Client Development

This page defines a minimal standard to adhere in programming APIs.

Configuration file¶

The configuration file resides in a directory .openml in the home directory of the user and is called config. It consists of key = value pairs which are seperated by newlines. The following keys are defined:

apikey:
- required to access the server
server:
- default: http://www.openml.org
verbosity:
- 0: normal output
- 1: info output
- 2: debug output
cachedir:
- if not given, will default to file.path(tempdir(), "cache").
arff.reader:
- RWeka: This is the standard Java parser used in Weka.
- farff: The farff package lives below the mlr-org and is a newer, faster parser without Java.

Caching¶

Cache invalidation¶

All parts of the entities which affect experiments are immutable. The entities dataset and task have a flag status which tells the user whether they can be used safely.

File structure¶

Caching should be implemented for

datasets
tasks
splits
predictions

and further entities might follow in the future. The cache directory $cache should be specified by the user when invoking the API. The structure in the cache directory should be as following:

One directory for the following entities:
- $cache/datasets
- $cache/tasks
- $cache/runs
For every dataset there is an extra directory for which the name is the dataset ID, e.g. $cache/datasets/2 for the dataset anneal.ORIG
- The dataset should be called dataset.arff
- Every other file should be named by the API call which was used to obtain it.
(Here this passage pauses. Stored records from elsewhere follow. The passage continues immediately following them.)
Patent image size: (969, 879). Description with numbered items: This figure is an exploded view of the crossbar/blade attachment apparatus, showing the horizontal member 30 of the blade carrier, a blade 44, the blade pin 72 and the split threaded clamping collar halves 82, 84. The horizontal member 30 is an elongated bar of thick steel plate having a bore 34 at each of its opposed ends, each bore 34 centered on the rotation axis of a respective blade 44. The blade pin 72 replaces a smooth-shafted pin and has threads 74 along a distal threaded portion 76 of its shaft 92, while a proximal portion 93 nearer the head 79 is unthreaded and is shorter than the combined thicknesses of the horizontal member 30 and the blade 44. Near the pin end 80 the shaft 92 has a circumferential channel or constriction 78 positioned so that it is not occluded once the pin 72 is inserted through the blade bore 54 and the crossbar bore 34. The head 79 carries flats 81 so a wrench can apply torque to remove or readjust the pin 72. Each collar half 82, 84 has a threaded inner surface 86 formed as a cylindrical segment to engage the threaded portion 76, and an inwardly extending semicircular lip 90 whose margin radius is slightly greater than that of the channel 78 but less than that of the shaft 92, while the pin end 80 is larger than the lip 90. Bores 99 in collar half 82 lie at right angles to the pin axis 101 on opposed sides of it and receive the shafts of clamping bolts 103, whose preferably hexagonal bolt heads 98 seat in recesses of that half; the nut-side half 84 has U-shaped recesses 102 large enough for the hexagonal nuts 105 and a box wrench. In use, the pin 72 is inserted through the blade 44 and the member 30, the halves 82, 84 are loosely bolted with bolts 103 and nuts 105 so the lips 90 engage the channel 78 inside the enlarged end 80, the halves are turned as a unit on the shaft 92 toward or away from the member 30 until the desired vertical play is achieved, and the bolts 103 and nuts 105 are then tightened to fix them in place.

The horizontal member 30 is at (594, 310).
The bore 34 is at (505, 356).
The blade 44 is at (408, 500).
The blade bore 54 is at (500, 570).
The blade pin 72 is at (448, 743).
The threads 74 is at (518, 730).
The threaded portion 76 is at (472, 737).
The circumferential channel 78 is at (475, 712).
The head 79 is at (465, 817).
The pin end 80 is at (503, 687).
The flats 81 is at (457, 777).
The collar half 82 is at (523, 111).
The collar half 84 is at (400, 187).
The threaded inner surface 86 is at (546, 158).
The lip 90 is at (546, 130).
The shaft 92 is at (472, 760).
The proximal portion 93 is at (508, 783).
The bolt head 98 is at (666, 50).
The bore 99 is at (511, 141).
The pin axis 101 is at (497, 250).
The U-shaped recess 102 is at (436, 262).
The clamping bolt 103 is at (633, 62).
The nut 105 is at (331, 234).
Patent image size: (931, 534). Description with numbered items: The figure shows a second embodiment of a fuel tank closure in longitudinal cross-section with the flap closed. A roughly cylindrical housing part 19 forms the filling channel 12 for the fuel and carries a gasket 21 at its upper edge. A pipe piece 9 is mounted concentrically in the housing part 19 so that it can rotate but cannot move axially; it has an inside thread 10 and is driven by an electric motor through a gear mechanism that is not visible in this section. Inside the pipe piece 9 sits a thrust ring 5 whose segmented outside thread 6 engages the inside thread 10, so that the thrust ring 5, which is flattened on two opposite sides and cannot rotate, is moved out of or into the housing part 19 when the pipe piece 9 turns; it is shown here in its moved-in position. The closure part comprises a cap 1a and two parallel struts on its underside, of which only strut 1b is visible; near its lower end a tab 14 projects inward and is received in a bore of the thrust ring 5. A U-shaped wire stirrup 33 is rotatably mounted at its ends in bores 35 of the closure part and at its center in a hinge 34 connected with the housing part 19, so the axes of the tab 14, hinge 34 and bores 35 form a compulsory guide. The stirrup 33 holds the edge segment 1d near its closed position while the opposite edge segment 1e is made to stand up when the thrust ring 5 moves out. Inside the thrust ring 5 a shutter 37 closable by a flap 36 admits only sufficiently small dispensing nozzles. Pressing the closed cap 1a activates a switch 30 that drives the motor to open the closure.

The XML returned by invoking openml.data.qualities should therefore be called qualities.xml.
For every task there is an extra directory for which the name is the task ID, e.g. $cache/tasks/1
- The task file should be called task.xml.
- The splits accompanying a task are stored in a file datasplits.arff.
For every run there is an extra directory for which the name is the run ID, e.g. $cache/run/1
- The predictions should be called predictions.arff.